Nevertheless, the original uncut film version was publicly shown for the first time in Southeast Asia at the Singapore International Film Festival held in December 2015, also at the New York Asian Film Festival and Osaka Asian Film Festival in the same year. In 2019, after several times of appealing, the film was finally unbanned.

===Kickstarter campaign===
In December 2015, Namewee had opened up a Kickstarter campaign seeking to raise USD 500,000 within 40 days to partially recoup their initial production cost of more than RM4 million (USD 1 million) so that they can afford to release the movie globally for free. Part of the funds would be used to pay for extra post-production editing, and qualified donors would receive their mentions of name in the front and end credits.
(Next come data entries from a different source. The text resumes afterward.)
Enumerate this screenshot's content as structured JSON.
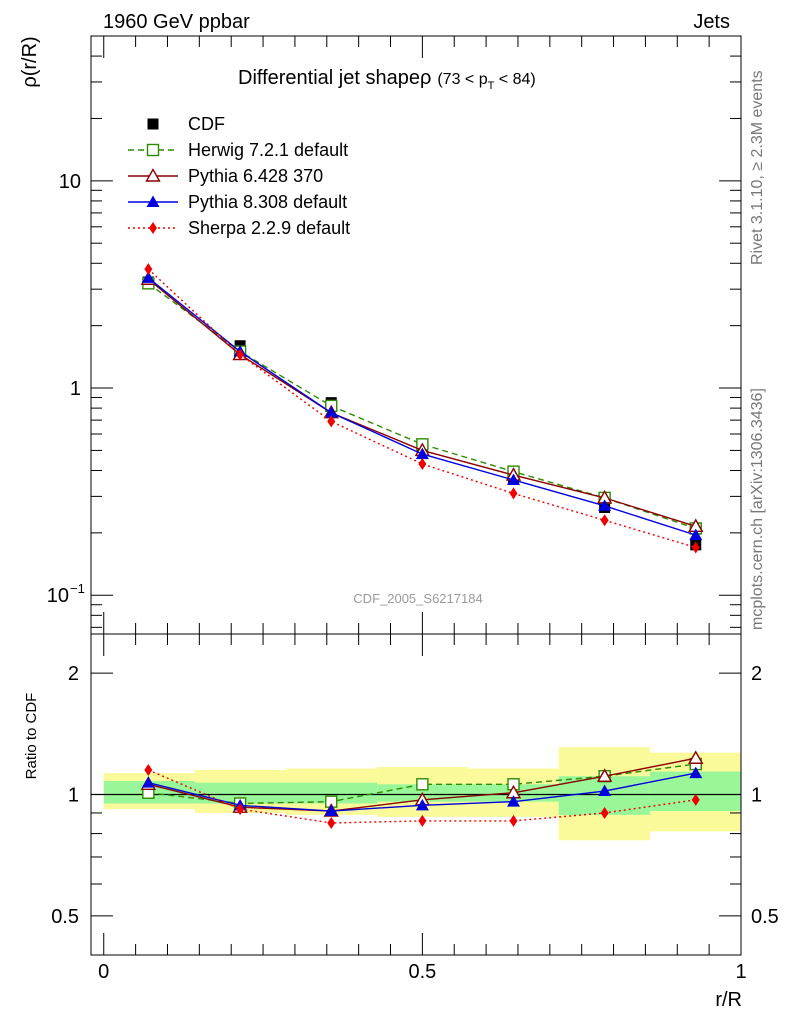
{
  "header": {
    "left": "1960 GeV ppbar",
    "right": "Jets"
  },
  "side_labels": {
    "rivet": "Rivet 3.1.10, ≥ 2.3M events",
    "mcplots": "mcplots.cern.ch [arXiv:1306.3436]"
  },
  "colors": {
    "cdf": "#000000",
    "herwig": "#2e8b00",
    "pythia6": "#8b0000",
    "pythia8": "#0000dd",
    "sherpa": "#ee0000",
    "band_inner": "#99f799",
    "band_outer": "#fafa9a"
  },
  "chart_data": [
    {
      "type": "line",
      "title": "Differential jet shapeρ",
      "title_suffix": "(73 < p",
      "title_sub": "T",
      "title_end": " < 84)",
      "ylabel": "ρ(r/R)",
      "yscale": "log",
      "ylim": [
        0.065,
        50
      ],
      "xlim": [
        -0.02,
        1.0
      ],
      "ytick_labels": [
        "10",
        "1",
        "10"
      ],
      "ytick_exp": "−1",
      "watermark": "CDF_2005_S6217184",
      "legend_position": "top-left",
      "x": [
        0.07,
        0.214,
        0.357,
        0.5,
        0.643,
        0.786,
        0.929
      ],
      "series": [
        {
          "name": "CDF",
          "values": [
            3.25,
            1.6,
            0.85,
            0.52,
            0.37,
            0.265,
            0.175
          ]
        },
        {
          "name": "Herwig 7.2.1 default",
          "values": [
            3.2,
            1.5,
            0.82,
            0.535,
            0.395,
            0.295,
            0.21
          ]
        },
        {
          "name": "Pythia 6.428 370",
          "values": [
            3.35,
            1.45,
            0.76,
            0.5,
            0.38,
            0.295,
            0.215
          ]
        },
        {
          "name": "Pythia 8.308 default",
          "values": [
            3.4,
            1.5,
            0.76,
            0.48,
            0.36,
            0.27,
            0.195
          ]
        },
        {
          "name": "Sherpa 2.2.9 default",
          "values": [
            3.75,
            1.45,
            0.69,
            0.43,
            0.31,
            0.23,
            0.17
          ]
        }
      ]
    },
    {
      "type": "line",
      "ylabel": "Ratio to CDF",
      "xlabel": "r/R",
      "yscale": "log",
      "ylim": [
        0.4,
        2.5
      ],
      "xlim": [
        -0.02,
        1.0
      ],
      "ytick_labels": [
        "2",
        "1",
        "0.5"
      ],
      "xtick_labels": [
        "0",
        "0.5",
        "1"
      ],
      "x": [
        0.07,
        0.214,
        0.357,
        0.5,
        0.643,
        0.786,
        0.929
      ],
      "bin_edges": [
        0.0,
        0.143,
        0.286,
        0.429,
        0.571,
        0.714,
        0.857,
        1.0
      ],
      "band_inner": [
        [
          0.95,
          1.08
        ],
        [
          0.95,
          1.07
        ],
        [
          0.95,
          1.07
        ],
        [
          0.96,
          1.06
        ],
        [
          0.96,
          1.06
        ],
        [
          0.89,
          1.11
        ],
        [
          0.91,
          1.14
        ]
      ],
      "band_outer": [
        [
          0.92,
          1.13
        ],
        [
          0.9,
          1.15
        ],
        [
          0.89,
          1.16
        ],
        [
          0.88,
          1.17
        ],
        [
          0.88,
          1.16
        ],
        [
          0.77,
          1.31
        ],
        [
          0.81,
          1.27
        ]
      ],
      "series": [
        {
          "name": "Herwig 7.2.1 default",
          "values": [
            1.01,
            0.95,
            0.96,
            1.06,
            1.06,
            1.11,
            1.19
          ]
        },
        {
          "name": "Pythia 6.428 370",
          "values": [
            1.06,
            0.93,
            0.91,
            0.97,
            1.01,
            1.11,
            1.23
          ]
        },
        {
          "name": "Pythia 8.308 default",
          "values": [
            1.07,
            0.94,
            0.91,
            0.94,
            0.96,
            1.02,
            1.13
          ]
        },
        {
          "name": "Sherpa 2.2.9 default",
          "values": [
            1.15,
            0.92,
            0.85,
            0.86,
            0.86,
            0.9,
            0.97
          ]
        }
      ]
    }
  ]
}
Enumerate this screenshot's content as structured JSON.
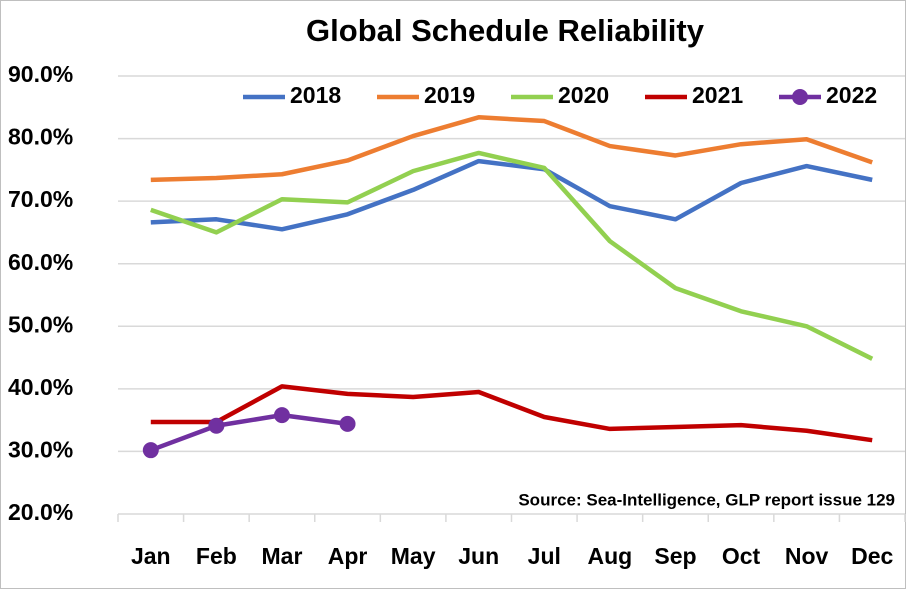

Wee however failed to reach his accomplished goal as he confirmed on his Facebook page where he only collected USD 186,468, which did not even reach half of his intended money needed.

===Banning lifted and Banglasia 2.0===
On 12 February 2019, Banglasia movie producers received official notification of approval from the board. After a six-year wait, Namewee and the filmmakers say they are relieved that the movie will finally make it into cinemas although they have had to make cut 7 scenes and do a reshoot to update the story with new scenes to make it relevant.

Scenes cut from the film include gun shooting scenes, LGBT-suggestive scenes, a scene mentioning the MyKad, and a scene which compares the safety of Malaysians and Singaporeans. The scenes cut do not affect the storyline.

Namewee retitled his movie as Banglasia 2.0, announcing that his movie is headed for release in Malaysia cinemas nationwide on 28 February 2019.